Ten aanzien van de gevorderde opzegvergoeding van € 125,00 overweegt de kantonrechter als volgt. De eisende partij heeft gesteld dat de gedaagde partij deze vergoeding is verschuldigd, omdat hij de overeenkomst voortijdig heeft beëindigd. Bij het aangaan van de overeenkomst is de gedaagde partij gewezen op de verschuldigdheid van
€ 125,00 per aansluiting van elektriciteit en/of gas bij voortijdige beëindiging, aldus de eisende partij. Ter onderbouwing verwijst de eisende partij naar de overeenkomst.
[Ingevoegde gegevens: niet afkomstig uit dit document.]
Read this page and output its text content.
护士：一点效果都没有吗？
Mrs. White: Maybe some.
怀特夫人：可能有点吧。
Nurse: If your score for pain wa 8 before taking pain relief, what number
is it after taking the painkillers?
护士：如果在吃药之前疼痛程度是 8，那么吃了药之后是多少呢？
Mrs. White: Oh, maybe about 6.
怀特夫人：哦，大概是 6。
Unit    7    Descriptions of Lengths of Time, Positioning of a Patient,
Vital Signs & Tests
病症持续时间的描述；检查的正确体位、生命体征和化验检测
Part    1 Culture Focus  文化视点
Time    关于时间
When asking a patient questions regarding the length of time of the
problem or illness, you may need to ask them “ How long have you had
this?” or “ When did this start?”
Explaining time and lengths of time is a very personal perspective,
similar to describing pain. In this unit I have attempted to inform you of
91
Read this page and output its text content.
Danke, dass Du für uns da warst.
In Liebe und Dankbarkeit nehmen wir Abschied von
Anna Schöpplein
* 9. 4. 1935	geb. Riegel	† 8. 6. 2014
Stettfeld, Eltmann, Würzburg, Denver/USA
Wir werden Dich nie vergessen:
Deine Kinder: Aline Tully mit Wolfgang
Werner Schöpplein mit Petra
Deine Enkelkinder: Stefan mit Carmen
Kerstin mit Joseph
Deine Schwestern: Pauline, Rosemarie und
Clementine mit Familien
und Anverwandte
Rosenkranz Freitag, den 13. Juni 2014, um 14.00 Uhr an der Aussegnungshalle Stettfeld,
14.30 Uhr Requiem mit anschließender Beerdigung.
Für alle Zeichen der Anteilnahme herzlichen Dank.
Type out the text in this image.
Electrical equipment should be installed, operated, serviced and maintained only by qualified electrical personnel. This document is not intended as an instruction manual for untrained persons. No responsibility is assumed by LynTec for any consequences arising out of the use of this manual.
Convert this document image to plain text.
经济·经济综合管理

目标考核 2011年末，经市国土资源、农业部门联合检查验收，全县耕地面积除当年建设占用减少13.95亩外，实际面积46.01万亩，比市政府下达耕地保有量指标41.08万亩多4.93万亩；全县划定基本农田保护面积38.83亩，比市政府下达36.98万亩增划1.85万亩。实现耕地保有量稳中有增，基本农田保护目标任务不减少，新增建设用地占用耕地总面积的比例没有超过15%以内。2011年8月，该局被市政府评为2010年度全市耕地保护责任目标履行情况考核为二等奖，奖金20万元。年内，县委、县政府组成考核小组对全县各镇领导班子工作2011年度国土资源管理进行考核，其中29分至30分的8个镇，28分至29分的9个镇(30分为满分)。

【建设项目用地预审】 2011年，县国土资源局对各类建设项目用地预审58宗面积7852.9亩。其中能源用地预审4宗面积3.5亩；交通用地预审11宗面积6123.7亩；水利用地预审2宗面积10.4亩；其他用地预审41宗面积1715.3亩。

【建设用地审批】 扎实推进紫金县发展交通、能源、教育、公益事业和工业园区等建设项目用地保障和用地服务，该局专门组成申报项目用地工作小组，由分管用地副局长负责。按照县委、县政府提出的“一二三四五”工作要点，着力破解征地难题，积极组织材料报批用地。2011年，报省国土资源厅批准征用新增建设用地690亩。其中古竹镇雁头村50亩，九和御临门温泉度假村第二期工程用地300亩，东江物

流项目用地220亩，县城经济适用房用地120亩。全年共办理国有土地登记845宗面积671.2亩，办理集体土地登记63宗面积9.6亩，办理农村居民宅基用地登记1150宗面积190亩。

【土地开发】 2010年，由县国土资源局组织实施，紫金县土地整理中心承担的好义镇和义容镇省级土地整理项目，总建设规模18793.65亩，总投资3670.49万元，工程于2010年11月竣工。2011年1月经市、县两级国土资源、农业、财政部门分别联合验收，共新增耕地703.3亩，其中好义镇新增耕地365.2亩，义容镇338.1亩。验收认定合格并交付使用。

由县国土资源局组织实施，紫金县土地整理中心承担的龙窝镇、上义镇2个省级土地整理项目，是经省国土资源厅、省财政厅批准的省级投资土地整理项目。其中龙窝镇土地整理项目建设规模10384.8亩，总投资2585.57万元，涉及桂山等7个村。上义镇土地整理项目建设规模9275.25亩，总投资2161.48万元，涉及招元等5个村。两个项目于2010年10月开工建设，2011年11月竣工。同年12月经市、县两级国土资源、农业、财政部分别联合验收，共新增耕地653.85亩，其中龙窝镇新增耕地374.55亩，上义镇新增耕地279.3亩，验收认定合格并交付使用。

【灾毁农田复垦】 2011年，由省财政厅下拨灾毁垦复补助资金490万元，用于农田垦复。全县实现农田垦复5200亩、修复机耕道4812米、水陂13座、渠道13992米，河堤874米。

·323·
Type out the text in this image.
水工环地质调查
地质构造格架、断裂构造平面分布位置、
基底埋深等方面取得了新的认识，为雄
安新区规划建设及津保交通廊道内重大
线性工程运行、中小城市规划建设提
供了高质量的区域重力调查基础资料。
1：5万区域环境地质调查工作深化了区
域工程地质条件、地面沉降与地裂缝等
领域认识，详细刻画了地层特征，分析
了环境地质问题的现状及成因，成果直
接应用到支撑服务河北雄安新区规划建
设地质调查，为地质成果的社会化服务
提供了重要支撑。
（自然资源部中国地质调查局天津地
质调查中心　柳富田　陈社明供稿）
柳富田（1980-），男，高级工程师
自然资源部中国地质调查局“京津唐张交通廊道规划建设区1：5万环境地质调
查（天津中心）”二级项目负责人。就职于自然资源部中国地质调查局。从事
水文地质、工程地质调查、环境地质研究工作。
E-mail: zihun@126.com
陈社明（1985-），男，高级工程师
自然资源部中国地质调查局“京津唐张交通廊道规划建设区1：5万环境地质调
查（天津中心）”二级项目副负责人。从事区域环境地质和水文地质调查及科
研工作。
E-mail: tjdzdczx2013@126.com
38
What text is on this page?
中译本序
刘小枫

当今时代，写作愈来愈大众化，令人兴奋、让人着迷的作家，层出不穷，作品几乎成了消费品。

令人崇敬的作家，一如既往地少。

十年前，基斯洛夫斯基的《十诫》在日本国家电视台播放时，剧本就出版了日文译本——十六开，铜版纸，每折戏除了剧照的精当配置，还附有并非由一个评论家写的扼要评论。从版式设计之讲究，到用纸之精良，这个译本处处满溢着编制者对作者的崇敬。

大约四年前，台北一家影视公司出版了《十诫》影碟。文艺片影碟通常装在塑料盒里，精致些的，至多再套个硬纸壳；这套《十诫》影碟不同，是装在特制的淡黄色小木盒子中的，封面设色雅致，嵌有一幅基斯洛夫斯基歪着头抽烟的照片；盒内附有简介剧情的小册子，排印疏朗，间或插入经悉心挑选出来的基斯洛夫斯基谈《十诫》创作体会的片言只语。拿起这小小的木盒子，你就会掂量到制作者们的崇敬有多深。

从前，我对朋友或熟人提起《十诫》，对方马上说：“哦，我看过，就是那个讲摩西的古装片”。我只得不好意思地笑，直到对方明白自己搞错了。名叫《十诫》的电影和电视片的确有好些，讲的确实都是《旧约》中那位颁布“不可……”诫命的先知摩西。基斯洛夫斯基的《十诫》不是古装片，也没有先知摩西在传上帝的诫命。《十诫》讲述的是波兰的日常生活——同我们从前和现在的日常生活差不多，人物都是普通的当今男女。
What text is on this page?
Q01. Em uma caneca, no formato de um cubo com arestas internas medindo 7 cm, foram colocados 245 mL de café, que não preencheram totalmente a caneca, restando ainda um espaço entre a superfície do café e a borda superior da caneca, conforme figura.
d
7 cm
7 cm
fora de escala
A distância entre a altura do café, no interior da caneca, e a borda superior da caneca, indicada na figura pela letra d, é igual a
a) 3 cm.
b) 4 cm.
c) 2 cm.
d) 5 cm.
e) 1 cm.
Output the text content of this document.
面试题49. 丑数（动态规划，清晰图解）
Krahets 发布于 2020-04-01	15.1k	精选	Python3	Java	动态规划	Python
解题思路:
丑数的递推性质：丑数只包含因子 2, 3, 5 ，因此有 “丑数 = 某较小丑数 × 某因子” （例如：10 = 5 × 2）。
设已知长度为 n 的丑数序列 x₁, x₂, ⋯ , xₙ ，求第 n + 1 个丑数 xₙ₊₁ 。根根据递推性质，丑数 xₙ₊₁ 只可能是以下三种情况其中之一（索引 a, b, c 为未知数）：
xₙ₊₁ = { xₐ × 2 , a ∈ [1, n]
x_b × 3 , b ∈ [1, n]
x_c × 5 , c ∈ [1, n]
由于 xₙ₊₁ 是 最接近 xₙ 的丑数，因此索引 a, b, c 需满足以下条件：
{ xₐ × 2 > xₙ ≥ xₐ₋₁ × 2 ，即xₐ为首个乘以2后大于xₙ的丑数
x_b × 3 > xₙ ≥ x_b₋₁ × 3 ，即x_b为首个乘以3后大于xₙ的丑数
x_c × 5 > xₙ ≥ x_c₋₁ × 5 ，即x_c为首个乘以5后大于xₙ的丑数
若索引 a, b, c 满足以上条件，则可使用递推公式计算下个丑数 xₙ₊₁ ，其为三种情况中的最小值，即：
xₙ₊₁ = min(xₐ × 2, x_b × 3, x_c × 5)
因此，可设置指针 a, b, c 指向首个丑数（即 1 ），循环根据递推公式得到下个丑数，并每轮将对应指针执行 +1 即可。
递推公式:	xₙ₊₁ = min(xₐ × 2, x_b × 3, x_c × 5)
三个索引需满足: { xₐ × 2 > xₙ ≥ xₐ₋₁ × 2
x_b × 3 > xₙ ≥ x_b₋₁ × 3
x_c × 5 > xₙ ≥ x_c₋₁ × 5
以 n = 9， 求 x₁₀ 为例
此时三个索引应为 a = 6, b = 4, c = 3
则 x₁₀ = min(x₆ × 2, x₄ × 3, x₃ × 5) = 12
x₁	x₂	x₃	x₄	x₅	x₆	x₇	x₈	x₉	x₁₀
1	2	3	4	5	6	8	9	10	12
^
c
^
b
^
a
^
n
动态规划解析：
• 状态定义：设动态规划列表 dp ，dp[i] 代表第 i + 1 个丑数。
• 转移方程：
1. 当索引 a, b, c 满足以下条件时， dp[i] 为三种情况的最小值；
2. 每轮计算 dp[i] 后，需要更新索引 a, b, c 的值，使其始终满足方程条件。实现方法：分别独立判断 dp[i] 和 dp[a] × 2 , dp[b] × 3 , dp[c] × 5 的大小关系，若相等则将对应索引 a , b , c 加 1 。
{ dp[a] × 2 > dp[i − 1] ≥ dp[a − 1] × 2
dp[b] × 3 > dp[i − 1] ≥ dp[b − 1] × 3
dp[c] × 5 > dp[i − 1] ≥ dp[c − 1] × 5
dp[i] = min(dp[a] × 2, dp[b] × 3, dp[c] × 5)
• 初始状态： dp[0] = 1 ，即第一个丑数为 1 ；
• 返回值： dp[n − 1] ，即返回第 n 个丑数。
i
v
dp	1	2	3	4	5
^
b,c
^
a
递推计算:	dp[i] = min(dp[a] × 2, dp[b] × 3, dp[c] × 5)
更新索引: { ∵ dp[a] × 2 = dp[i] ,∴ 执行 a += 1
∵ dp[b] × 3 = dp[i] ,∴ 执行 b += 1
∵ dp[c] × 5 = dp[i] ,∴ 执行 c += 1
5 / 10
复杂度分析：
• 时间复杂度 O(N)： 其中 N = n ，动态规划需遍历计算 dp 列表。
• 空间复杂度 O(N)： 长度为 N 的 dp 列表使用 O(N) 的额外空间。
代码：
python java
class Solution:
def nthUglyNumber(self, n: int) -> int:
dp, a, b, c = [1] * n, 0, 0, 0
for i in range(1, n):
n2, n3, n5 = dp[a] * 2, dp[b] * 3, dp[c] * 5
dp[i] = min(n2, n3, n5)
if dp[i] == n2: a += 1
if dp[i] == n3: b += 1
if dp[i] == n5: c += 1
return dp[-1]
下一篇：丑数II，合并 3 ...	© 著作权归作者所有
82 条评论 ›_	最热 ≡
De kantonrechter stelt vast dat de hoogte van deze vergoeding in overeenstemming is met hetgeen is bepaald in artikel 4 lid 2 van de Richtsnoeren Redelijke Opzegvergoedingen van de NMA. Naar het oordeel van de kantonrechter is de gedaagde partij deze vergoeding dan ook verschuldigd. Daarom zal de vordering ten aanzien van de opzegvergoeding van
€ 125,00 worden toegewezen.
Wat is toewijsbaar?
2.7.
Gelet op het voorgaande is een bedrag van € 518,69‬‬‬ (€ 393,69‬ + € 125,00) aan hoofdsom toewijsbaar.
2.8.
De eisende partij maakt aanspraak op de vergoeding van buitengerechtelijke incassokosten. De gevorderde vergoeding komt echter niet voor toewijzing in aanmerking, nu de eisende partij niet, althans onvoldoende heeft gesteld op welke datum de eisende partij de aanmaning in de zin van artikel 6:96 lid 6 BW aan de gedaagde partij heeft verzonden. In dit verband wordt verwezen naar de uitspraak van de Hoge Raad van 25 november 2016, ECLI:NL:HR:2016:2704.
2.9.
De vordering tot vergoeding van de verschenen rente zal worden afgewezen, omdat de eisende partij die rente (gelet op de toewijsbare hoofdsom) over een te hoog bedrag heeft berekend. De wettelijke rente zal worden toegewezen over de toewijsbare hoofdsom vanaf de dag van de dagvaarding.
2.10.
De gedaagde partij wordt grotendeels in het ongelijk gesteld en zal daarom in de proceskosten worden veroordeeld.
3. De beslissing
De kantonrechter:
3.1.
veroordeelt de gedaagde partij tot betaling aan de eisende partij van € 500,00, te vermeerderen met de wettelijke rente over dit bedrag vanaf 6 maart 2023 tot aan de dag van de gehele betaling;
3.2.
veroordeelt de gedaagde partij tot betaling van de proceskosten, die de kantonrechter aan de kant van de eisende partij tot en met vandaag vaststelt op:
€ 109,26 wegens dagvaardingskosten,
€ 128,00 wegens griffierecht en
€ 80,00 wegens salaris gemachtigde;
3.3.
verklaart de veroordeling(en) in dit vonnis uitvoerbaar bij voorraad;
3.4.
wijst af het meer of anders gevorderde.
Dit vonnis is gewezen door mr. M.P.E. Oomens en op bovengenoemde datum in het openbaar uitgesproken in aanwezigheid van de griffier.